#4136
Anonymous

    Dear Martin/Devlin/Richard,

    Cases of human infection that occurred in villages in China, Thailand, Turkey and Viet Nam before poultry cases were reported, but detected retrospectively, provide the visible evidence of non-reporting in the smallholder/backyard sector. Humans should not be the sentinels for infection in poultry but, repeatedly, this has been the case.

    In Viet Nam where I am working at present (incidentally, working on ways to protect the livelihood of the millions of households involved in rearing scavenging poultry) the Department of Livestock Production estimates that about 20% of the total chicken population(close to 40 million poultry) is in “semi-intensive” commercial flocks containing between 100 and 300 poultry.

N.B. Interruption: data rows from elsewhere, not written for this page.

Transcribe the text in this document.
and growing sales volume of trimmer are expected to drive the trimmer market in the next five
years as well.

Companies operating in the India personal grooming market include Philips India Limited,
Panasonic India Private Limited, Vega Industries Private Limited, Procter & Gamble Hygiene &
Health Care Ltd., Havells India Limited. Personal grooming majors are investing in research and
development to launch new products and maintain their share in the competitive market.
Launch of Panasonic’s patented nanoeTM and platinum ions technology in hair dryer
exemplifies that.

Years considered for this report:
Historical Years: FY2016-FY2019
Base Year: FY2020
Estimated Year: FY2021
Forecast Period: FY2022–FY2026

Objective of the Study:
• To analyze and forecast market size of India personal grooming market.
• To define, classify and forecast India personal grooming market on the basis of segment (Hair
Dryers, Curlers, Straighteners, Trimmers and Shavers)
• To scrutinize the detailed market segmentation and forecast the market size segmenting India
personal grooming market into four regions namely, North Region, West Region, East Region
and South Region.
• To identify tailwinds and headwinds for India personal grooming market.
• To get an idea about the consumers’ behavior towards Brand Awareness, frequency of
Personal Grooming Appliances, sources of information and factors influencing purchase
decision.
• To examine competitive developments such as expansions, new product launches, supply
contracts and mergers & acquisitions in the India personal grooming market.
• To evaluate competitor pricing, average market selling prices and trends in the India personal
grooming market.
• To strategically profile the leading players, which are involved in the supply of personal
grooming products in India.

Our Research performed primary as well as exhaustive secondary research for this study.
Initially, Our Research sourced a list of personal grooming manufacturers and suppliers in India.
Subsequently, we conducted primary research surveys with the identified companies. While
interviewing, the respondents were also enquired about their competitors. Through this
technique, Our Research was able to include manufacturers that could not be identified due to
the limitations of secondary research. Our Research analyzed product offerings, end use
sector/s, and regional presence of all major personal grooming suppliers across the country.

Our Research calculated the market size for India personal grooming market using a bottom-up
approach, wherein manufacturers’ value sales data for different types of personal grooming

These are not part of integrated operations and are the flocks most at risk from H5N1 avian influenza because of their system of production and method of marketing. Ways need to be found to protect these poultry and some basic biosecurity (and vaccination) help to do so.

    These are the farms I was referring to in my posting and not the flocks owned by contractors working for integrated companies, which are usually larger and practice reasonable biosecurity.

    Anyone reading the Grain article would be led to your conclusion that “The deadly H5N1 strain of bird flu is essentially a problem of industrial poultry practices. Its epicentre is the factory farms of China and Southeast Asia”. However this statement is not consistent with the way H5N1 viruses emerged in Asia (through geese and live bird markets), with the lack of solid data on the exact mode of spread across Eurasia, with the key role of free ranging domestic ducks in the maintenance and spread of H5N1 viruses since about year 2000, and the occurrence of cases since late 2004 in Asia which predominantly (but not exclusively) involved smallholder flocks (e.g. cases in Siberia in 2005, cases in Thailand in the second half of 2004 – see page 8 of http://www.fao.org/ag/againfo/subjects/documents/ai/AVIbull029a.pdf).
    Have large poultry farms contributed to the spread of H5N1? Absolutely and they have not helped their cause by covering up some outbreaks, but they are not alone in doing so.

    Finally, for your information, I had read the whole report on the day the news article was released. Unfounded comments to suggest otherwise are not particularly helpful in a forum such as this.